En la actualidad su campo de estudio es la comunidad de San Marcos Atexquilapan, perteneciente al municipio de Naolinco de Victoria, lugar que en la época precolombina fue poblado por totonacos. El principal interés de la investigadora es saber cuáles son los conocimientos que continúan hasta el presente y cuáles los que se han transformado.
“Cuando se utiliza el término ‘indígena’, sobre todo a nivel nacional, estamos hablando de personas que tienen una lengua, una indumentaria y, por lo tanto, una cultura diferente. A consecuencia de las políticas públicas, orientadas a la castellanización y a la educación formal, que implica una relativa estandarización del pensamiento, en muchos lugares tales aspectos se han perdido.
”Sin embargo, en muchos lugares del país, incluso en el seno de las ciudades, se mantienen maneras distintas de ver el mundo que son interesantes y fundamentales para afrontar problemas contemporáneos.”
Para ella, al ser México un país colonizado persiste la costumbre de buscar solución a problemáticas sociales con políticas públicas extranjeras, de culturas consideradas “superiores”, sin tomar en cuenta que tales soluciones corresponden a un contexto diferente al nuestro.

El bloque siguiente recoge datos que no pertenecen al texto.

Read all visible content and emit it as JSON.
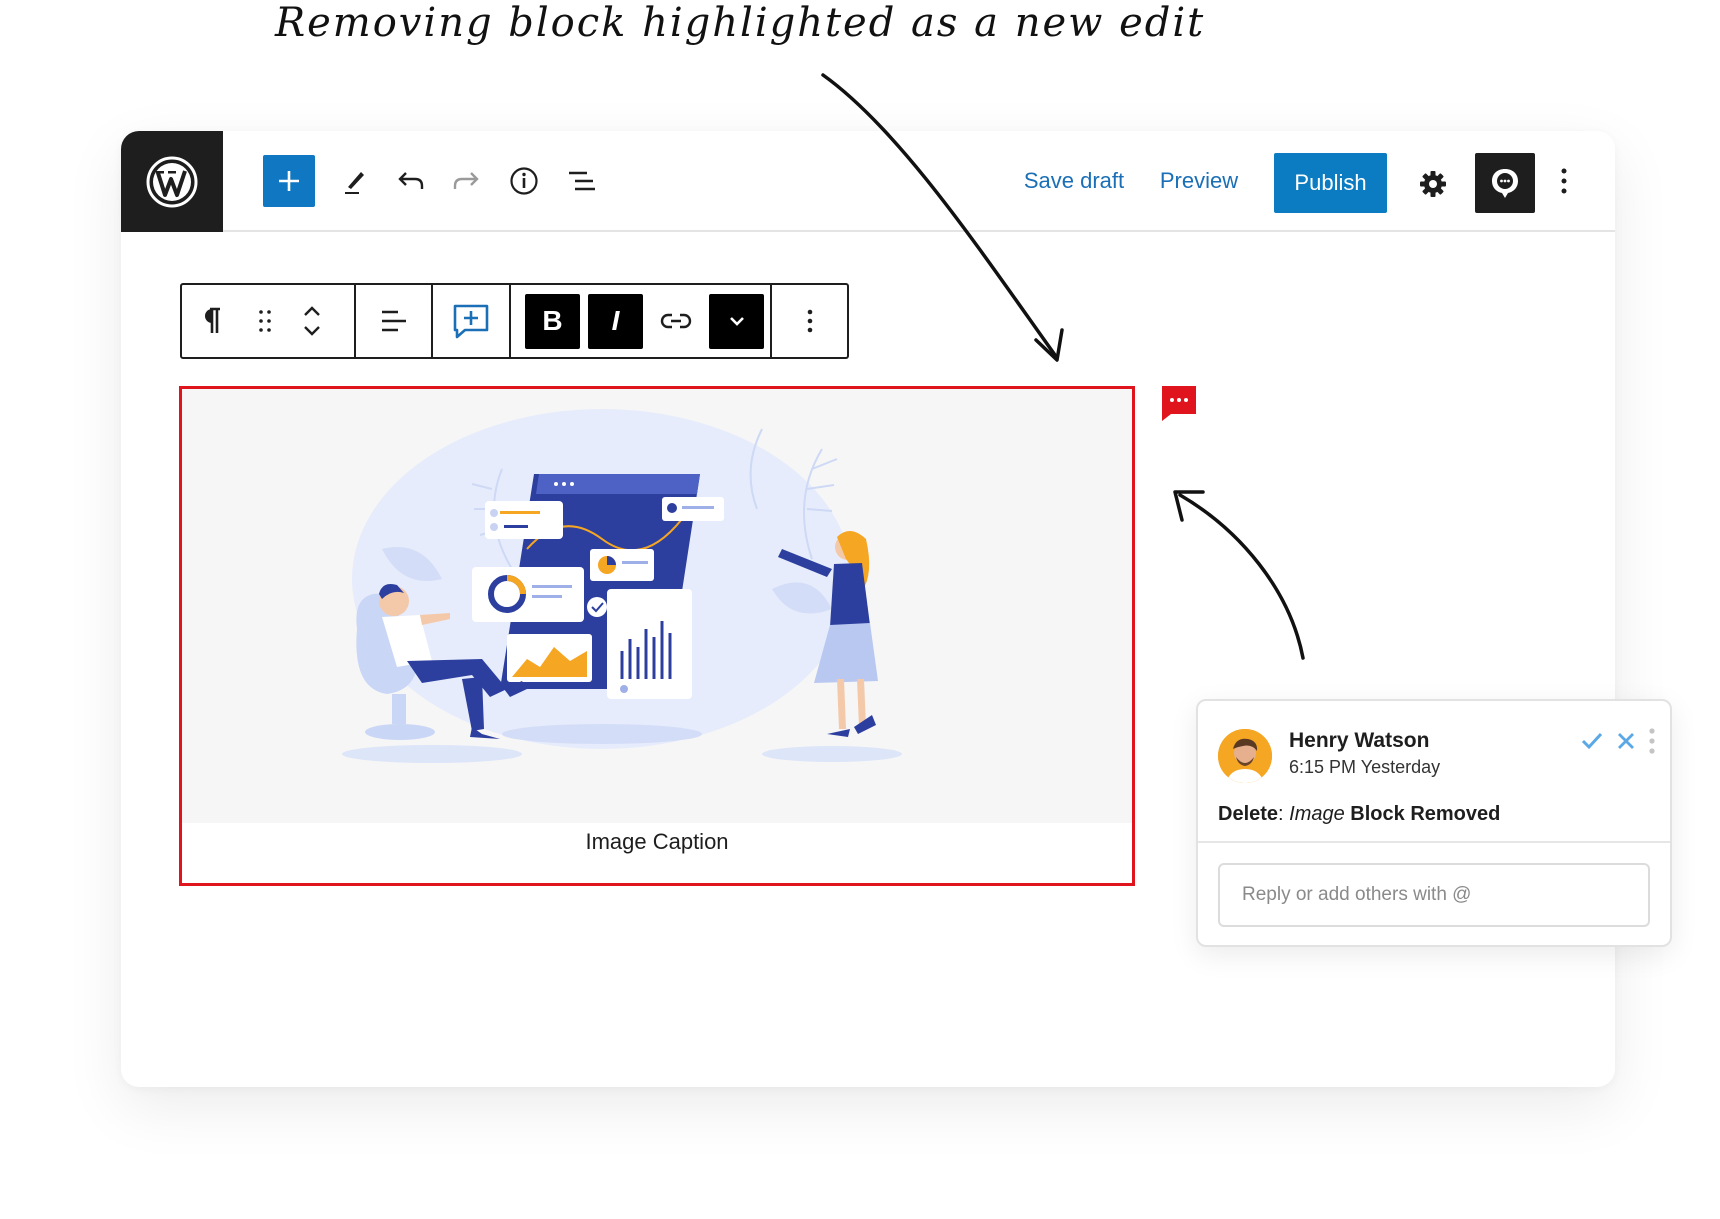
{
  "annotation": {
    "headline": "Removing block highlighted as a new edit"
  },
  "toolbar": {
    "save_draft": "Save draft",
    "preview": "Preview",
    "publish": "Publish"
  },
  "block_toolbar": {
    "bold": "B",
    "italic": "I"
  },
  "image_block": {
    "caption": "Image Caption",
    "highlight_color": "#e0141c"
  },
  "comment": {
    "author": "Henry Watson",
    "time": "6:15 PM Yesterday",
    "action_label": "Delete",
    "separator": ": ",
    "block_type": "Image",
    "status": " Block Removed",
    "reply_placeholder": "Reply or add others with @"
  },
  "colors": {
    "accent": "#0b7cc1",
    "link": "#1a6fb6",
    "alert": "#e0141c"
  }
}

La descalificación o invisibilización de alternativas diversas, que son generadas o han sido generadas históricamente para abordar problemas humanos desde nuestro propio contexto, es una manera de generar un tipo de control social.
“Cuando a ti te educan diciéndote que las respuestas sólo están a través de una ciencia que tiene cierto tipo de características, aprendes a negar lo tuyo; pero el rechazo a lo propio es un proceso histórico de colonización.”

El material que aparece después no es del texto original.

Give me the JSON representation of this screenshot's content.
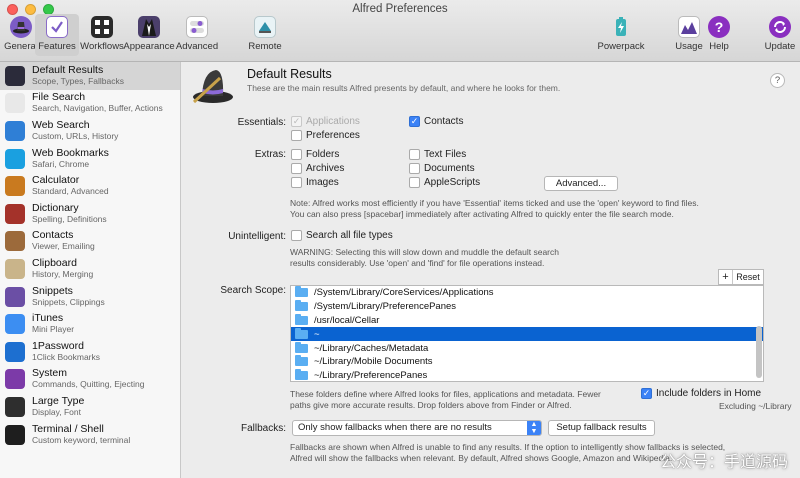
{
  "window": {
    "title": "Alfred Preferences"
  },
  "toolbar": {
    "items": [
      {
        "label": "General"
      },
      {
        "label": "Features"
      },
      {
        "label": "Workflows"
      },
      {
        "label": "Appearance"
      },
      {
        "label": "Advanced"
      },
      {
        "label": "Remote"
      },
      {
        "label": "Powerpack"
      },
      {
        "label": "Usage"
      },
      {
        "label": "Help"
      },
      {
        "label": "Update"
      }
    ]
  },
  "sidebar": {
    "items": [
      {
        "title": "Default Results",
        "subtitle": "Scope, Types, Fallbacks",
        "icon": "hat-icon",
        "color": "#2b2b3a"
      },
      {
        "title": "File Search",
        "subtitle": "Search, Navigation, Buffer, Actions",
        "icon": "magnifier-icon",
        "color": "#e8e8e8"
      },
      {
        "title": "Web Search",
        "subtitle": "Custom, URLs, History",
        "icon": "globe-icon",
        "color": "#2f7fd6"
      },
      {
        "title": "Web Bookmarks",
        "subtitle": "Safari, Chrome",
        "icon": "compass-icon",
        "color": "#1aa0e0"
      },
      {
        "title": "Calculator",
        "subtitle": "Standard, Advanced",
        "icon": "calculator-icon",
        "color": "#c97a1f"
      },
      {
        "title": "Dictionary",
        "subtitle": "Spelling, Definitions",
        "icon": "dictionary-icon",
        "color": "#a4322a"
      },
      {
        "title": "Contacts",
        "subtitle": "Viewer, Emailing",
        "icon": "contacts-icon",
        "color": "#9c6a3b"
      },
      {
        "title": "Clipboard",
        "subtitle": "History, Merging",
        "icon": "clipboard-icon",
        "color": "#c9b48a"
      },
      {
        "title": "Snippets",
        "subtitle": "Snippets, Clippings",
        "icon": "snippets-icon",
        "color": "#6b4fa5"
      },
      {
        "title": "iTunes",
        "subtitle": "Mini Player",
        "icon": "music-icon",
        "color": "#3c8ef2"
      },
      {
        "title": "1Password",
        "subtitle": "1Click Bookmarks",
        "icon": "1password-icon",
        "color": "#1d6fd0"
      },
      {
        "title": "System",
        "subtitle": "Commands, Quitting, Ejecting",
        "icon": "power-icon",
        "color": "#7c3aa8"
      },
      {
        "title": "Large Type",
        "subtitle": "Display, Font",
        "icon": "large-type-icon",
        "color": "#2e2e2e"
      },
      {
        "title": "Terminal / Shell",
        "subtitle": "Custom keyword, terminal",
        "icon": "terminal-icon",
        "color": "#1e1e1e"
      }
    ]
  },
  "header": {
    "title": "Default Results",
    "subtitle": "These are the main results Alfred presents by default, and where he looks for them.",
    "help": "?"
  },
  "essentials": {
    "label": "Essentials:",
    "applications": "Applications",
    "contacts": "Contacts",
    "preferences": "Preferences"
  },
  "extras": {
    "label": "Extras:",
    "folders": "Folders",
    "text_files": "Text Files",
    "archives": "Archives",
    "documents": "Documents",
    "images": "Images",
    "applescripts": "AppleScripts",
    "advanced_button": "Advanced..."
  },
  "note_essentials": {
    "line1": "Note: Alfred works most efficiently if you have 'Essential' items ticked and use the 'open' keyword to find files.",
    "line2": "You can also press [spacebar] immediately after activating Alfred to quickly enter the file search mode."
  },
  "unintelligent": {
    "label": "Unintelligent:",
    "checkbox": "Search all file types",
    "warn1": "WARNING: Selecting this will slow down and muddle the default search",
    "warn2": "results considerably. Use 'open' and 'find' for file operations instead."
  },
  "scope": {
    "label": "Search Scope:",
    "add": "+",
    "reset": "Reset",
    "paths": [
      "/System/Library/CoreServices/Applications",
      "/System/Library/PreferencePanes",
      "/usr/local/Cellar",
      "~",
      "~/Library/Caches/Metadata",
      "~/Library/Mobile Documents",
      "~/Library/PreferencePanes"
    ],
    "note1": "These folders define where Alfred looks for files, applications and metadata. Fewer",
    "note2": "paths give more accurate results. Drop folders above from Finder or Alfred.",
    "include_home": "Include folders in Home",
    "excluding": "Excluding ~/Library"
  },
  "fallbacks": {
    "label": "Fallbacks:",
    "select_value": "Only show fallbacks when there are no results",
    "setup_button": "Setup fallback results",
    "note1": "Fallbacks are shown when Alfred is unable to find any results. If the option to intelligently show fallbacks is selected,",
    "note2": "Alfred will show the fallbacks when relevant. By default, Alfred shows Google, Amazon and Wikipedia."
  },
  "watermark": "公众号：手道源码"
}
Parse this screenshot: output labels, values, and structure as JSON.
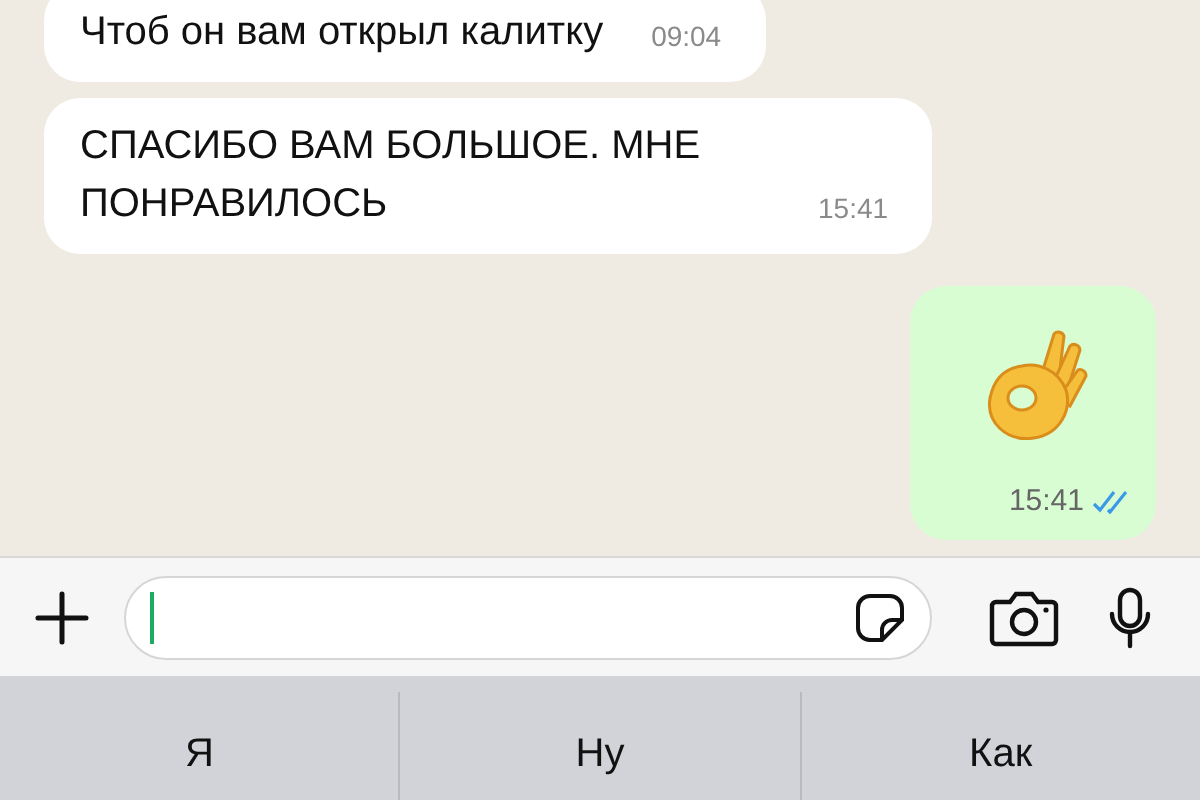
{
  "messages": [
    {
      "kind": "text",
      "outgoing": false,
      "text": "Чтоб он вам открыл калитку",
      "time": "09:04"
    },
    {
      "kind": "text",
      "outgoing": false,
      "text": "СПАСИБО ВАМ БОЛЬШОЕ. МНЕ ПОНРАВИЛОСЬ",
      "time": "15:41"
    },
    {
      "kind": "emoji",
      "outgoing": true,
      "time": "15:41",
      "read": true
    }
  ],
  "suggestions": [
    {
      "text": "Я"
    },
    {
      "text": "Ну"
    },
    {
      "text": "Как"
    }
  ]
}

Para la investigadora, quien a partir de agosto de 2017 se incorporó a la plantilla de investigadores del IA, la recuperación de saberes tradicionales no sólo es una necesidad humana ante los desafíos contemporáneos, también es una propuesta política.

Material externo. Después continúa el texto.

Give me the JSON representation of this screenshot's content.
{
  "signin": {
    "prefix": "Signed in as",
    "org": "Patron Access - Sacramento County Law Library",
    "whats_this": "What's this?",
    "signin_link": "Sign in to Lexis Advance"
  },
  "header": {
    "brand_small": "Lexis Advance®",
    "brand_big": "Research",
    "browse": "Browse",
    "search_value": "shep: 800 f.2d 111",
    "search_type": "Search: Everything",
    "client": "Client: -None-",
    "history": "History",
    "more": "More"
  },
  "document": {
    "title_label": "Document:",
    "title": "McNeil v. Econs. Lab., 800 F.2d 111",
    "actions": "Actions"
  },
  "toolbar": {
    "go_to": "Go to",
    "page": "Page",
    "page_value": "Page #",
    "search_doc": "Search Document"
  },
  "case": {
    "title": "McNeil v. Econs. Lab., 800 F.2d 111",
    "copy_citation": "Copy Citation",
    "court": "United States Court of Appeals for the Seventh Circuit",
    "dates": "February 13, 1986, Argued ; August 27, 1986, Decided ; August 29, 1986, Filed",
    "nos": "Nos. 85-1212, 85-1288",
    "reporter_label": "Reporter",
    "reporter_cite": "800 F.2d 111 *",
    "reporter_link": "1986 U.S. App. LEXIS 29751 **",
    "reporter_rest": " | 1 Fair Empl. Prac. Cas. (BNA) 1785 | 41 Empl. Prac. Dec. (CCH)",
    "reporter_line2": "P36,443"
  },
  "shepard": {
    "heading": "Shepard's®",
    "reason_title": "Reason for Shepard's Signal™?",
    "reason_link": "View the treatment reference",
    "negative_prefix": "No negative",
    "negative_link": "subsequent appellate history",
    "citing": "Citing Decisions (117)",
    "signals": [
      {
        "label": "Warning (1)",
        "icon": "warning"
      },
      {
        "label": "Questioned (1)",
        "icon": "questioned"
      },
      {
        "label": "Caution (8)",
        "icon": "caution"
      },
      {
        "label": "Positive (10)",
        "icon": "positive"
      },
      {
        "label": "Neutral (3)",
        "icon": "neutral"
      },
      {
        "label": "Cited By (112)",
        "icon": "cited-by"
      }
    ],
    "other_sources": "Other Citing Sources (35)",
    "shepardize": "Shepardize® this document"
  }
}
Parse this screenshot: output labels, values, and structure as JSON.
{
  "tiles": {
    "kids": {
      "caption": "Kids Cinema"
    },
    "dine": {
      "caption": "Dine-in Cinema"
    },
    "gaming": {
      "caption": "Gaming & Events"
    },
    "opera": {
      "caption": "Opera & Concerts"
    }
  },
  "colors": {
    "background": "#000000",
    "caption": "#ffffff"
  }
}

Saberes, familia y persistencia
Desde agosto de 2017 Yuribia Velázquez inició la investigación en mención, y celebra que pese a ser México un país colonizado y con políticas públicas encaminadas a desaparecer los saberes ancestrales, éstos han logrado persistir gracias a la transmisión que se da en el marco de las familias, de generación en generación.
“Hay muchas tradiciones que seguimos; por ejemplo, en alimentación las abuelas nos enseñan que debemos comer o evitar ciertos alimentos que tienen cualidades ‘calientes’ o ‘frías’ si estamos delicados de salud, esto es conocimiento ancestral; igualmente, ¿a quién no le han hecho una limpia con un huevo o realizado ciertas curaciones que no forman parte del marco de ciencia, y sin embargo son efectivas? Por eso, la recuperación de esos saberes es importante.”
Para ella, si bien el curar de espanto u otras sanaciones no corresponden al marco científico –porque la ciencia no se ha interesado en este tipo de acciones– “son efectivas porque se mueven dentro de un marco de pensamiento diferente; si nosotros sabemos cuál es la lógica que subyace, podemos entender la congruencia que tienen: no son absurdas ni son supersticiones, pertenecen a una lógica de pensamiento diferente”.
En los escasos meses de investigación, Velázquez Galindo ha identificado que en San Marcos Atexquilapan todavía persiste una visión de cooperatividad, cuyo interés –más que producir cosas– es generar personas capaces de relacionarse y trabajar de manera conjunta. Un ejemplo fue que en meses pasados desarrollaron un proceso comunitario para remodelar su iglesia, convocatoria que trascendió hasta comunidades vecinas.